6. The method of claim 5, further comprising storing in memory correlated pairs having a correlation strength value greater than a predetermined value.

7. The method of claim 6, further comprising determining the correlation strength values of the correlated pairs by:

estimating a grouping cardinality of each pair of the plurality of correlated pairs; and

determining, for each of the correlated pairs, the correlation strength value based at least in part on a cardinality of each column of the correlated pair and the estimated grouping cardinality of the correlated pair.

8. The method of claim 7, wherein said estimating the grouping cardinality of each pair of the correlated pairs comprises using a probabilistic counting algorithm.

9. A system comprising:

a processor;

a storage device to store a database comprising a plurality of columns of data; and

a database manager to manage the database and executable by the processor to: provide a plurality of columns sorted in increasing order of individual cardinality; permute columns of the plurality of columns one-by-one to a second position of the plurality of columns, except for the column at a first position, to determine a first permutation of the plurality of columns having the greatest run-length encoding (RLE) compression; permute columns of the plurality of columns of the first permutation one-by-one to a third position, except for columns at the second position and the first position, to determine a second permutation of the plurality of columns having the greatest RLE compression; and compress columns at the third position and preceding positions of the second permutation using RLE compression.

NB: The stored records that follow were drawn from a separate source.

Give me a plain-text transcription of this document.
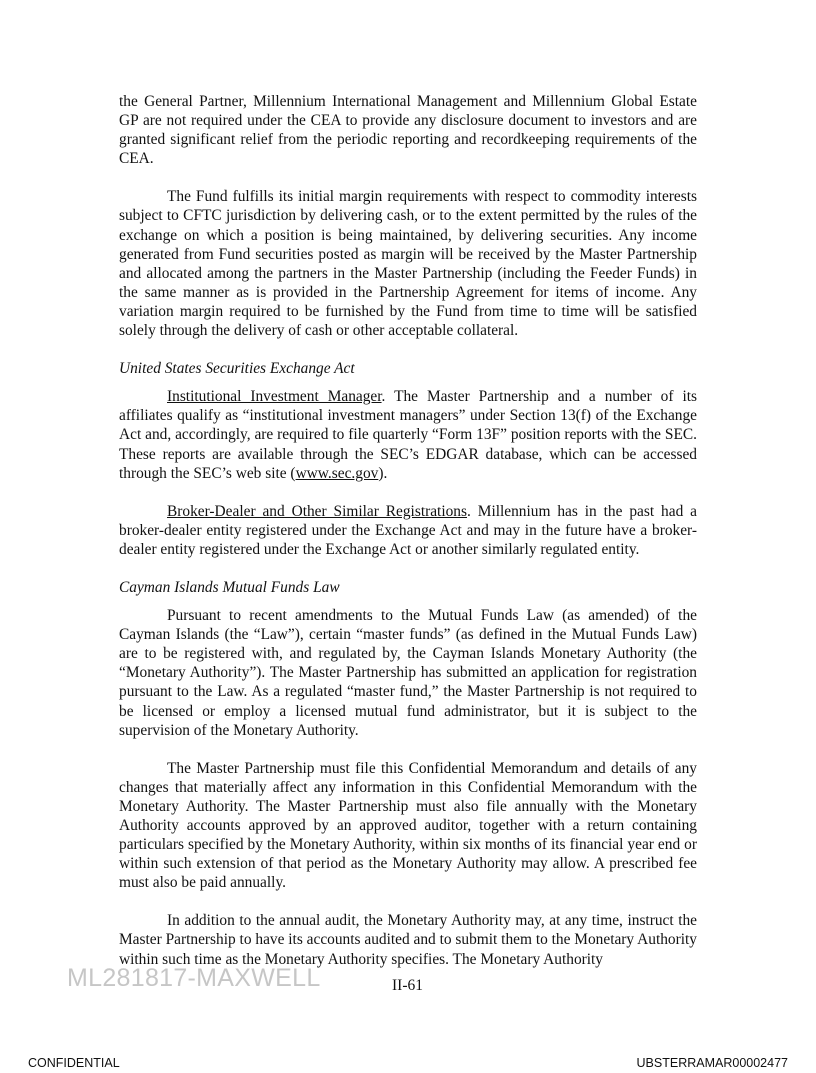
the General Partner, Millennium International Management and Millennium Global Estate GP are not required under the CEA to provide any disclosure document to investors and are granted significant relief from the periodic reporting and recordkeeping requirements of the CEA.

The Fund fulfills its initial margin requirements with respect to commodity interests subject to CFTC jurisdiction by delivering cash, or to the extent permitted by the rules of the exchange on which a position is being maintained, by delivering securities. Any income generated from Fund securities posted as margin will be received by the Master Partnership and allocated among the partners in the Master Partnership (including the Feeder Funds) in the same manner as is provided in the Partnership Agreement for items of income. Any variation margin required to be furnished by the Fund from time to time will be satisfied solely through the delivery of cash or other acceptable collateral.

United States Securities Exchange Act

Institutional Investment Manager. The Master Partnership and a number of its affiliates qualify as “institutional investment managers” under Section 13(f) of the Exchange Act and, accordingly, are required to file quarterly “Form 13F” position reports with the SEC. These reports are available through the SEC’s EDGAR database, which can be accessed through the SEC’s web site (www.sec.gov).

Broker-Dealer and Other Similar Registrations. Millennium has in the past had a broker-dealer entity registered under the Exchange Act and may in the future have a broker-dealer entity registered under the Exchange Act or another similarly regulated entity.

Cayman Islands Mutual Funds Law

Pursuant to recent amendments to the Mutual Funds Law (as amended) of the Cayman Islands (the “Law”), certain “master funds” (as defined in the Mutual Funds Law) are to be registered with, and regulated by, the Cayman Islands Monetary Authority (the “Monetary Authority”). The Master Partnership has submitted an application for registration pursuant to the Law. As a regulated “master fund,” the Master Partnership is not required to be licensed or employ a licensed mutual fund administrator, but it is subject to the supervision of the Monetary Authority.

The Master Partnership must file this Confidential Memorandum and details of any changes that materially affect any information in this Confidential Memorandum with the Monetary Authority. The Master Partnership must also file annually with the Monetary Authority accounts approved by an approved auditor, together with a return containing particulars specified by the Monetary Authority, within six months of its financial year end or within such extension of that period as the Monetary Authority may allow. A prescribed fee must also be paid annually.

In addition to the annual audit, the Monetary Authority may, at any time, instruct the Master Partnership to have its accounts audited and to submit them to the Monetary Authority within such time as the Monetary Authority specifies. The Monetary Authority

ML281817-MAXWELL	II-61
CONFIDENTIAL	UBSTERRAMAR00002477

10. The system of claim 9, wherein the database manager is executable by the processor to permute columns of the plurality of columns one-by-one to the second position based at least in part on data type, column width, correlation, or cardinality, or a combination thereof.

11. The system of claim 9, wherein the database manager is further executable by the processor to:

identify a plurality of correlated pairs of the plurality of columns;

estimate a grouping cardinality of each pair of the plurality of correlated pairs; and

determine, for each of the correlated pairs, the correlation strength value based at least in part on a cardinality of each column of the correlated pair and the estimated grouping cardinality of the correlated pair.

12. The system of claim 11, wherein the database manager is further executable by the processor to store in memory correlated pairs having a correlation strength value greater than a predetermined value.

13. A non-transitory computer-readable storage medium storing instructions that, when executed by a processor, cause the processor to:

permute columns of a plurality of columns sorted in increasing order of individual cardinality one-by-one to a second position of the plurality of columns, except for the column at a first position of the plurality of columns, to determine a first permutation of the plurality of columns having the greatest RLE compression;

permute columns of the plurality of columns of the first permutation one-by-one to a third position, except for columns at the second position and the first position, to determine a second permutation of the plurality of columns having the greatest RLE compression;

continue permuting the plurality of columns to determine a final sort order; and

compress the plurality of columns of the final sort order using RLE compression.

14. The non-transitory computer-readable storage medium of claim 14, wherein the instructions, when executed by the processors, further cause the processor to:

identify a plurality of correlated pairs of the plurality of columns;

estimate a grouping cardinality of each pair of the plurality of correlated pairs; and

determine, for each pair of the correlated pairs, the correlation strength value based at least in part on a cardinality of each column of the correlated pair and the estimated grouping cardinality of the correlated pair; and

store in memory correlated pairs having a correlation strength value greater than a predetermined value.

15. The non-transitory computer-readable storage medium of claim 14, wherein said continue permuting is performed until reaching a column having an average run-length less than a predetermined run-length threshold.